La nuova mostra temporanea ospite del Museo Egizio torinese approfondisce la storia di un legame fondamentale, quello fra l’archeologia e le tecnologie più all'avanguardia.
Quale storia racchiude un oggetto? E cosa si nasconde al di sotto della sua superficie visibile? Questi interrogativi acquisiscono ancora più fascino se applicati ai reperti archeologici, proprio come testimoniato dalla mostra Archeologia invisibile, allestita al Museo Egizio di Torino fino al 6 gennaio 2020. Curata da Enrico Ferraris, egittologo della sede torinese, la rassegna fornisce al pubblico una analisi suggestiva delle raccolte del museo.
Il risultato è una lettura della “biografia” dei reperti archeologici, resa possibile dall’utilizzo di svariate tecniche di indagine che affondano le radici nella commistione di chimica, fisica e radiologia; discipline riunite, in questo caso, nel grande insieme dell’archeometria, fatto di strumenti usati per studiare i materiali, i metodi di produzione e la storia conservativa dei reperti stessi.
Le tre sezioni che compongono la mostra, a loro volta suddivise in 10 sottosezioni tematiche, ripercorrono questi campi di indagine, puntando i riflettori sulla fase di scavo, sulle analisi diagnostiche e sul restauro e la conservazione.
Lo scopo è mettere in luce il connubio tra egittologia e nuove tecnologie, che si riflette anche nel display della mostra, dove trovano posto installazioni multimediali e occasioni di interazione digitale.

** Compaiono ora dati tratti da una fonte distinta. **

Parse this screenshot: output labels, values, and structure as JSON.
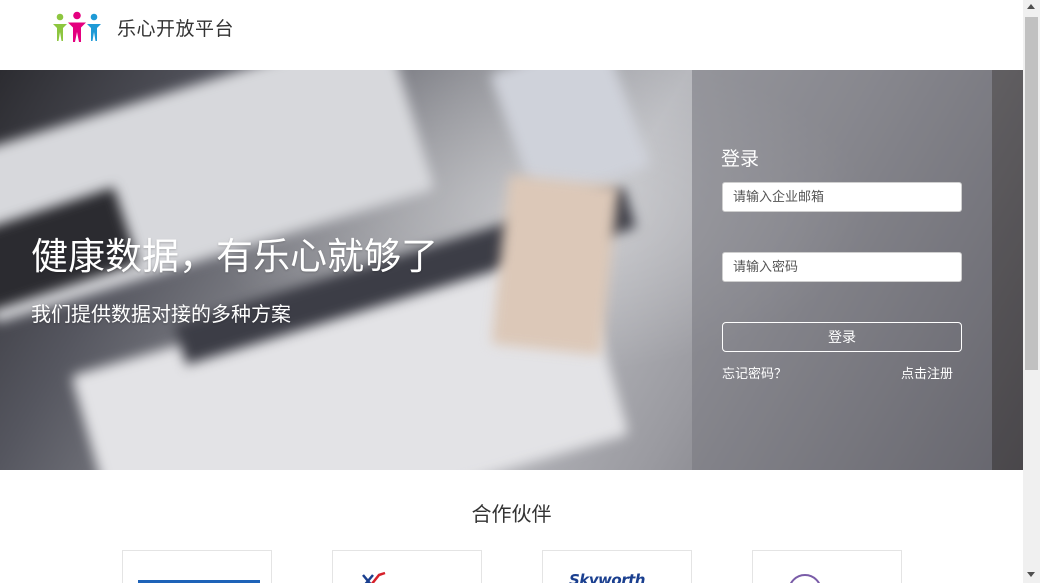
{
  "header": {
    "brand_name": "乐心开放平台",
    "logo_colors": [
      "#8dc63f",
      "#e4007f",
      "#1e9ad6"
    ]
  },
  "hero": {
    "title": "健康数据，有乐心就够了",
    "subtitle": "我们提供数据对接的多种方案"
  },
  "login": {
    "title": "登录",
    "email_placeholder": "请输入企业邮箱",
    "password_placeholder": "请输入密码",
    "submit_label": "登录",
    "forgot_label": "忘记密码？",
    "register_label": "点击注册"
  },
  "partners": {
    "title": "合作伙伴",
    "items": [
      {
        "logo_text": ""
      },
      {
        "logo_text": ""
      },
      {
        "logo_text": "Skyworth"
      },
      {
        "logo_text": ""
      }
    ]
  },
  "icons": {
    "logo": "people-group-icon",
    "scroll_up": "arrow-up-icon",
    "scroll_down": "arrow-down-icon"
  }
}
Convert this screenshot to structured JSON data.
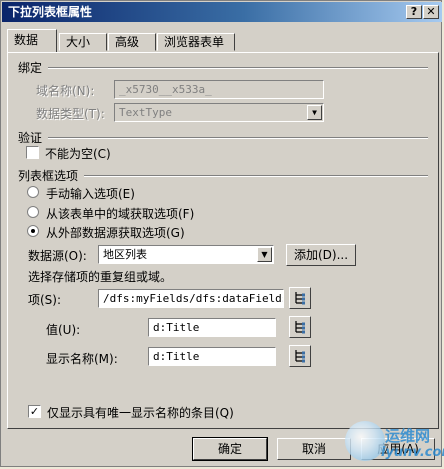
{
  "window": {
    "title": "下拉列表框属性",
    "help_btn": "?",
    "close_btn": "✕"
  },
  "tabs": [
    {
      "label": "数据",
      "active": true
    },
    {
      "label": "大小",
      "active": false
    },
    {
      "label": "高级",
      "active": false
    },
    {
      "label": "浏览器表单",
      "active": false
    }
  ],
  "binding": {
    "section_label": "绑定",
    "field_name_label": "域名称(N):",
    "field_name_value": "_x5730__x533a_",
    "data_type_label": "数据类型(T):",
    "data_type_value": "TextType"
  },
  "validation": {
    "section_label": "验证",
    "not_empty_label": "不能为空(C)",
    "not_empty_checked": false
  },
  "list_options": {
    "section_label": "列表框选项",
    "radio_manual": "手动输入选项(E)",
    "radio_form": "从该表单中的域获取选项(F)",
    "radio_external": "从外部数据源获取选项(G)",
    "selected": "external",
    "datasource_label": "数据源(O):",
    "datasource_value": "地区列表",
    "add_button": "添加(D)...",
    "hint": "选择存储项的重复组或域。",
    "entries_label": "项(S):",
    "entries_value": "/dfs:myFields/dfs:dataFields/",
    "value_label": "值(U):",
    "value_value": "d:Title",
    "display_label": "显示名称(M):",
    "display_value": "d:Title",
    "unique_label": "仅显示具有唯一显示名称的条目(Q)",
    "unique_checked": true
  },
  "footer": {
    "ok": "确定",
    "cancel": "取消",
    "apply": "应用(A)"
  },
  "watermark": {
    "brand": "运维网",
    "url": "iyunv.com"
  },
  "colors": {
    "title_start": "#0a246a",
    "title_end": "#a6caf0",
    "dialog_bg": "#d4d0c8"
  }
}
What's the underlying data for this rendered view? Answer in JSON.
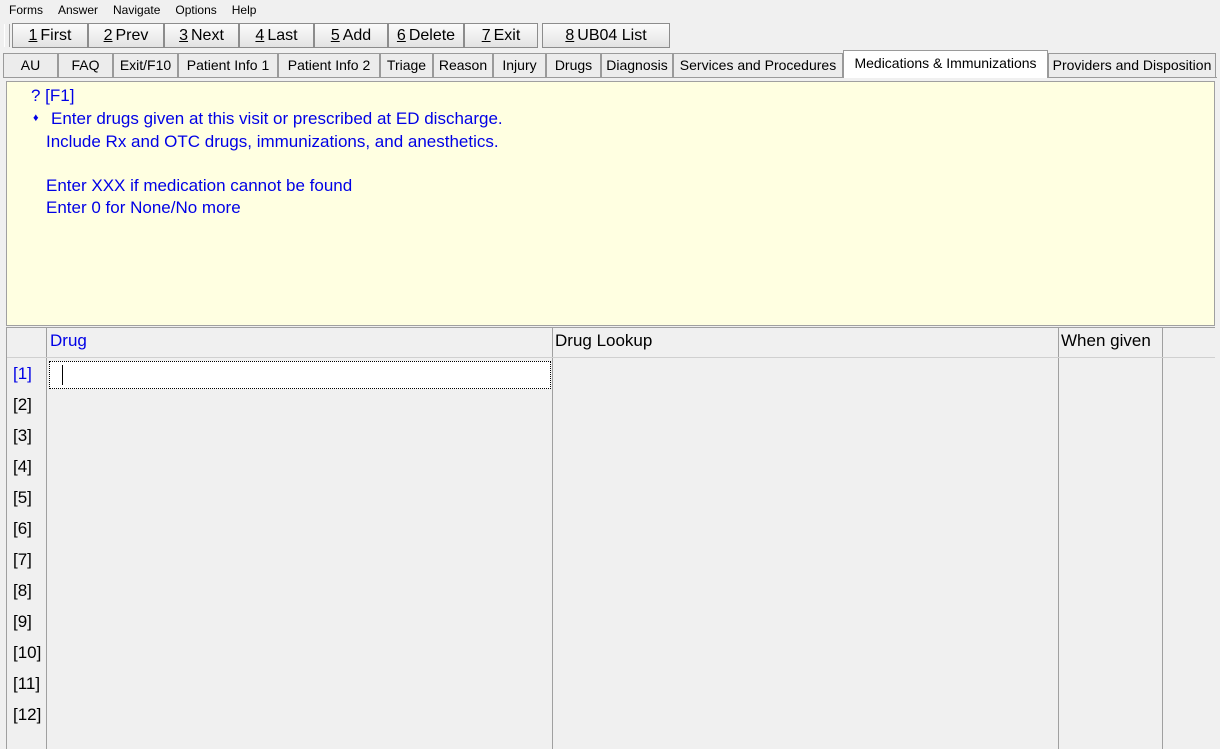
{
  "menu": [
    "Forms",
    "Answer",
    "Navigate",
    "Options",
    "Help"
  ],
  "toolbar": {
    "buttons": [
      {
        "key": "1",
        "label": "First"
      },
      {
        "key": "2",
        "label": "Prev"
      },
      {
        "key": "3",
        "label": "Next"
      },
      {
        "key": "4",
        "label": "Last"
      },
      {
        "key": "5",
        "label": "Add"
      },
      {
        "key": "6",
        "label": "Delete"
      },
      {
        "key": "7",
        "label": "Exit"
      },
      {
        "key": "8",
        "label": "UB04 List"
      }
    ]
  },
  "tabs": [
    "AU",
    "FAQ",
    "Exit/F10",
    "Patient Info 1",
    "Patient Info 2",
    "Triage",
    "Reason",
    "Injury",
    "Drugs",
    "Diagnosis",
    "Services and Procedures",
    "Medications & Immunizations",
    "Providers and Disposition"
  ],
  "active_tab": "Medications & Immunizations",
  "help": {
    "hotkey": "? [F1]",
    "bullet": "♦",
    "line1": "Enter drugs given at this visit or prescribed at ED discharge.",
    "line2": "Include Rx and OTC drugs, immunizations, and anesthetics.",
    "line3": "Enter XXX if medication cannot be found",
    "line4": "Enter 0 for None/No more"
  },
  "grid": {
    "columns": [
      "Drug",
      "Drug Lookup",
      "When given"
    ],
    "rows": [
      "[1]",
      "[2]",
      "[3]",
      "[4]",
      "[5]",
      "[6]",
      "[7]",
      "[8]",
      "[9]",
      "[10]",
      "[11]",
      "[12]"
    ],
    "drug_value": ""
  }
}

Il concetto di invisibilità, intrinseco alla disciplina archeologica, assume dunque una nuova sfumatura di significato, come sottolinea Ferraris: “Percorrere la mostra permette di sondare un ulteriore livello di invisibilità dell’archeologia, in quanto ne svela anche lo stretto legame con aree scientifiche apparentemente lontane, ma senza il cui contributo oggi sapremmo molte meno cose sull’Antico Egitto”.